We all know not to run around the pool, have an adult supervising children, no diving in the shallow end.
But this article is geared toward empty pools, left at often vacant homes of home sellers who are trying to sell their home. Safely!
Fix the Fence
Having a fence that is in 100% great condition is Pool Safety 101.
Lock the Gates
Again, sound advice whether you are living in your home currently or it is vacant. You don’t want anyone getting into your backyard easily, and obtaining access to your pool. If your pool guy needs a key, use a combination lockbox somewhere on the property that they can access during service visits.
Cover the Pool (Right)
A pool cover can be an excellent method of saftey proofing a vacant pool.But they also can be
But don’t go cheap. The cheap ones can actually be a safety hazard. Plus, cheap pool covers can detract from the visual appeal of the pool when buyers come a’ knockin’. Generally only the high-end products between $500-$1000. Be sure it is a safety cover and not just pool tarp or solar cover.
There are also some safety net options, which still allow buyers to see the pool underneath, without the risk of humans falling through.
Install a Pool Alarm
But the house is vacant. You won’t be there to hear it.

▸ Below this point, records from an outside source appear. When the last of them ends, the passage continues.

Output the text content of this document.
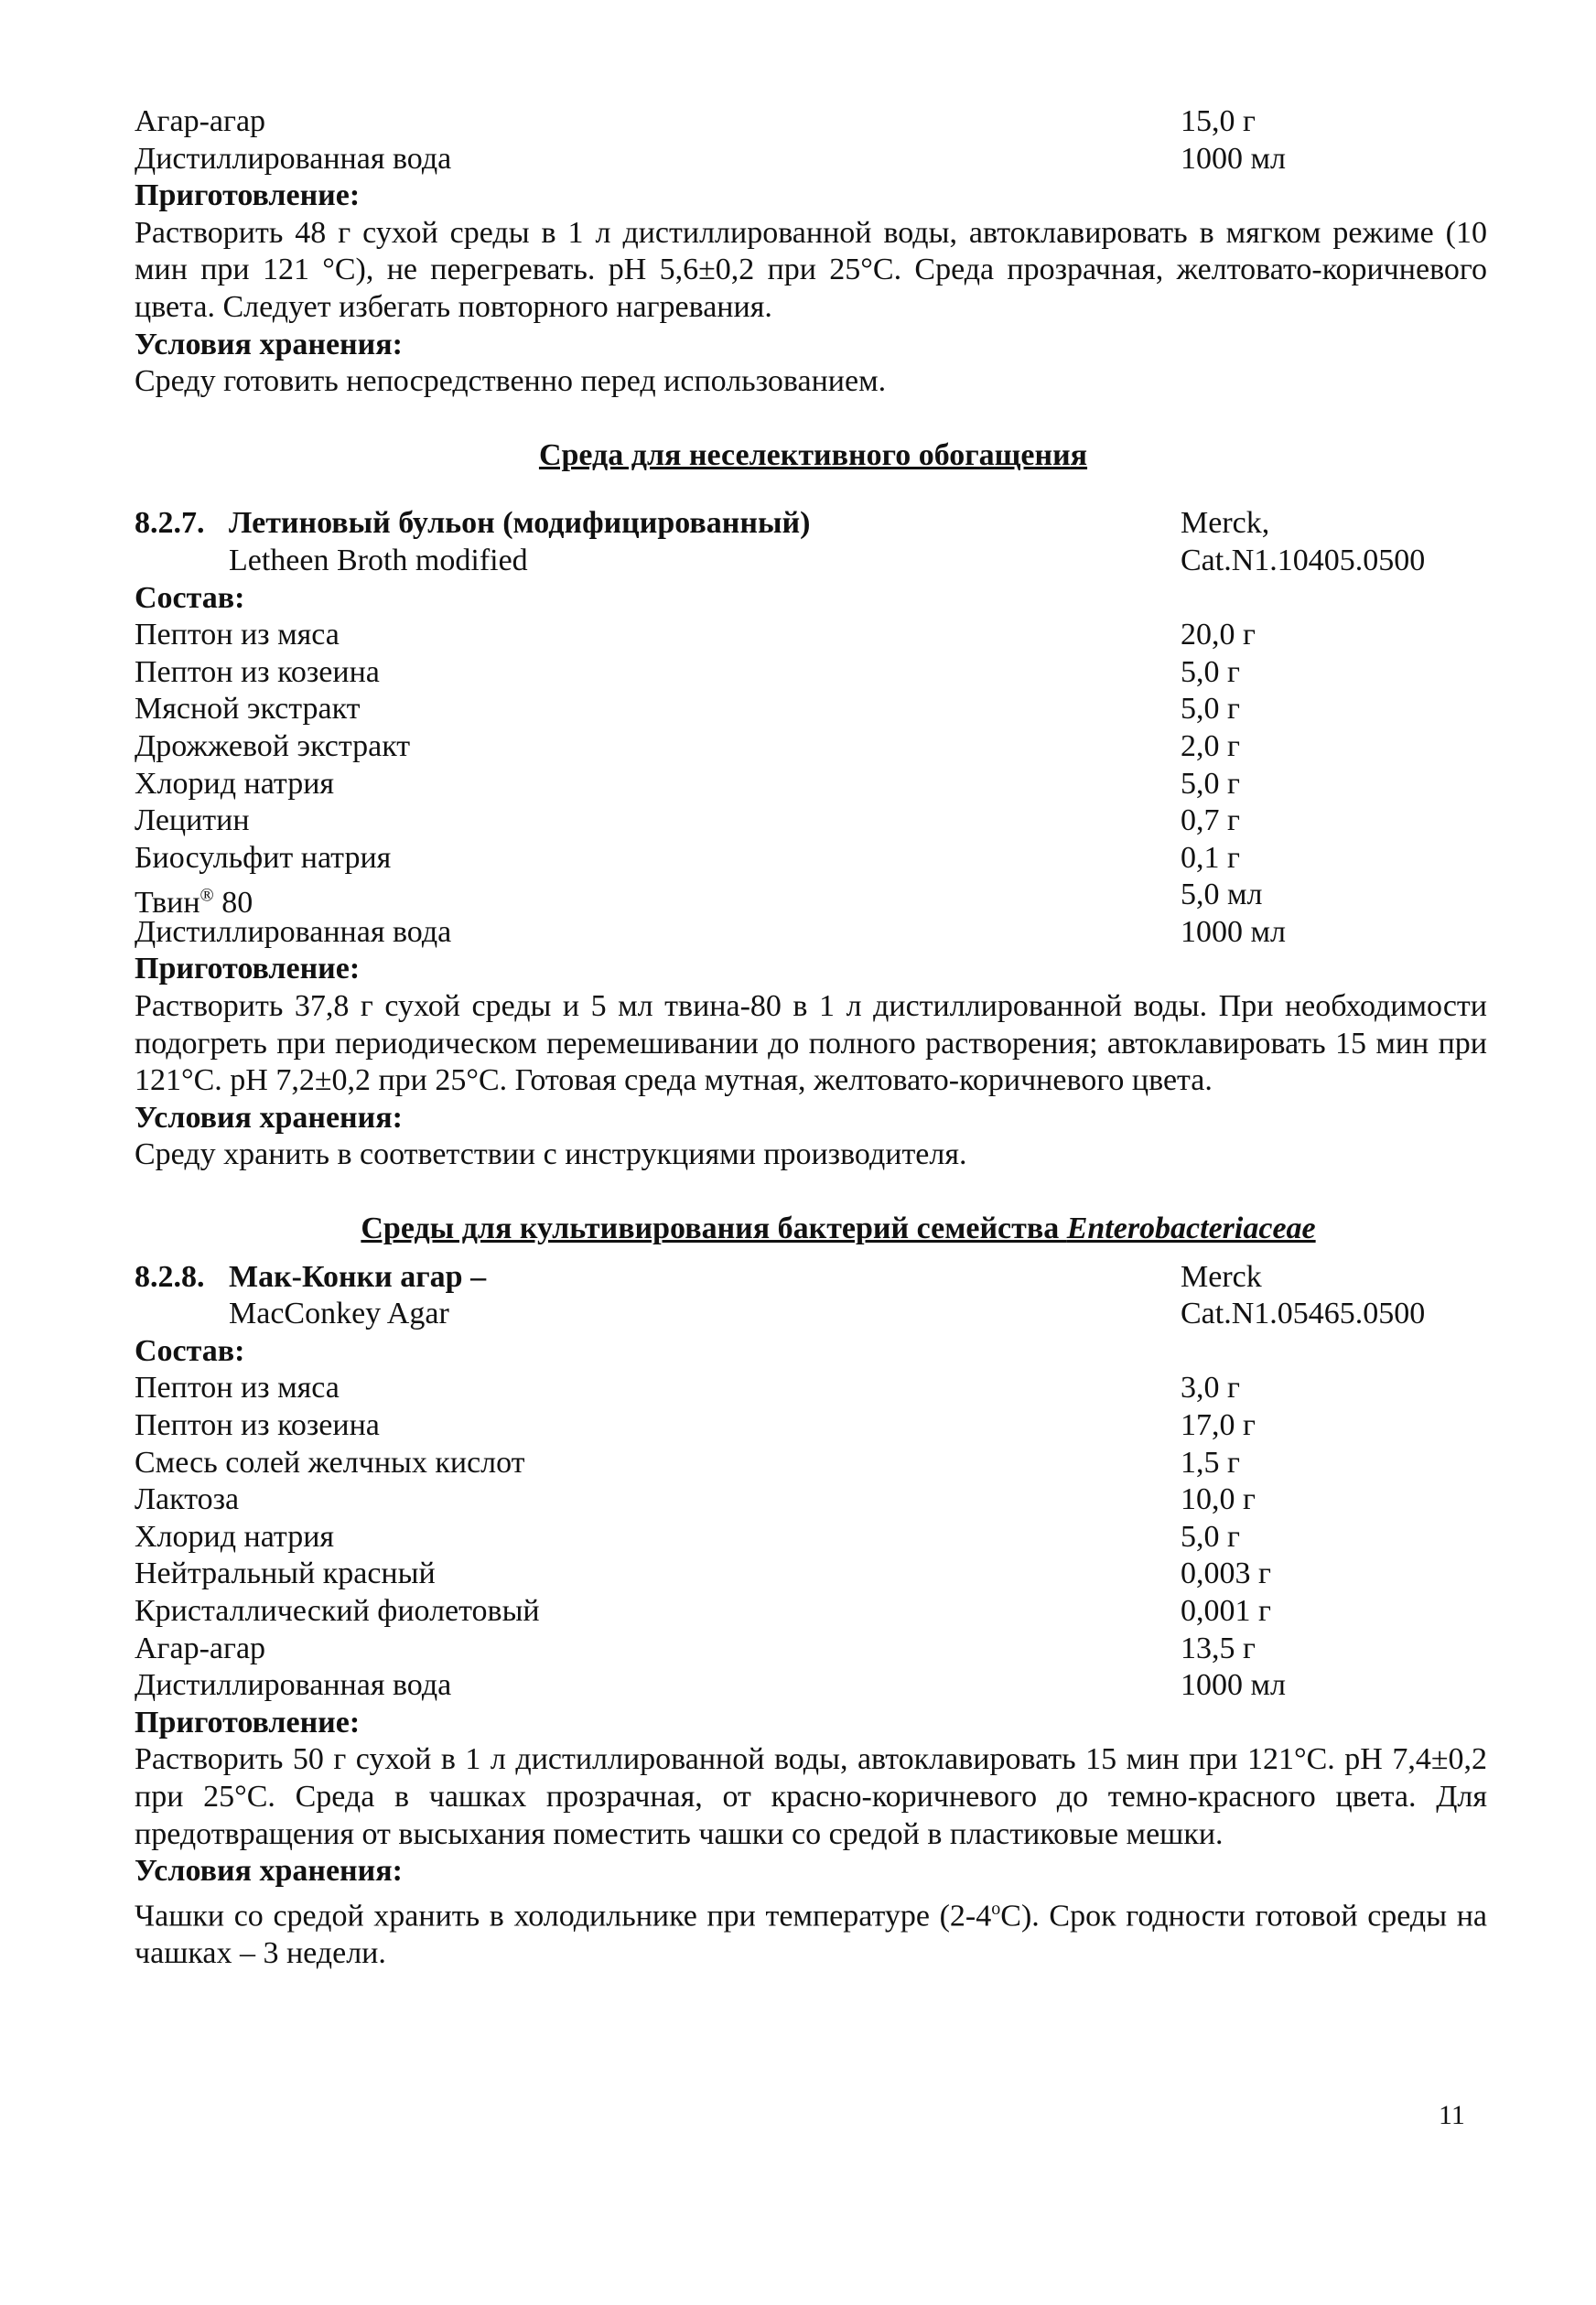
Агар-агар	15,0 г
Дистиллированная вода	1000 мл
Приготовление:
Растворить 48 г сухой среды в 1 л дистиллированной воды, автоклавировать в мягком режиме (10 мин при 121 °С), не перегревать. рН 5,6±0,2 при 25°С. Среда прозрачная, желтовато-коричневого цвета. Следует избегать повторного нагревания.
Условия хранения:
Среду готовить непосредственно перед использованием.
Среда для неселективного обогащения
8.2.7. Летиновый бульон (модифицированный)	Merck,
Letheen Broth modified	Cat.N1.10405.0500
Состав:
Пептон из мяса	20,0 г
Пептон из козеина	5,0 г
Мясной экстракт	5,0 г
Дрожжевой экстракт	2,0 г
Хлорид натрия	5,0 г
Лецитин	0,7 г
Биосульфит натрия	0,1 г
Твин® 80	5,0 мл
Дистиллированная вода	1000 мл
Приготовление:
Растворить 37,8 г сухой среды и 5 мл твина-80 в 1 л дистиллированной воды. При необходимости подогреть при периодическом перемешивании до полного растворения; автоклавировать 15 мин при 121°С. рН 7,2±0,2 при 25°С. Готовая среда мутная, желтовато-коричневого цвета.
Условия хранения:
Среду хранить в соответствии с инструкциями производителя.
Среды для культивирования бактерий семейства Enterobacteriaceae
8.2.8. Мак-Конки агар –	Merck
MacConkey Agar	Cat.N1.05465.0500
Состав:
Пептон из мяса	3,0 г
Пептон из козеина	17,0 г
Смесь солей желчных кислот	1,5 г
Лактоза	10,0 г
Хлорид натрия	5,0 г
Нейтральный красный	0,003 г
Кристаллический фиолетовый	0,001 г
Агар-агар	13,5 г
Дистиллированная вода	1000 мл
Приготовление:
Растворить 50 г сухой в 1 л дистиллированной воды, автоклавировать 15 мин при 121°С. рН 7,4±0,2 при 25°С. Среда в чашках прозрачная, от красно-коричневого до темно-красного цвета. Для предотвращения от высыхания поместить чашки со средой в пластиковые мешки.
Условия хранения:
Чашки со средой хранить в холодильнике при температуре $(2-4^оС)$. Срок годности готовой среды на чашках – 3 недели.
11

Yes, but perhaps there are buyers touring your home with their agent. Or perhaps they are present with their children during the two-hour inspection and the kids get restless. The agent or parents should be on hand in the even a child suffers an accident, and the pool alarm will hopefully get the attention of those who need it.
Talk to Your Neighbors
You should do this anyway, as your home will be vacant. Just ask them to keep an eye on things in general. And in particular, ask them to be wary of any risks to the pool area.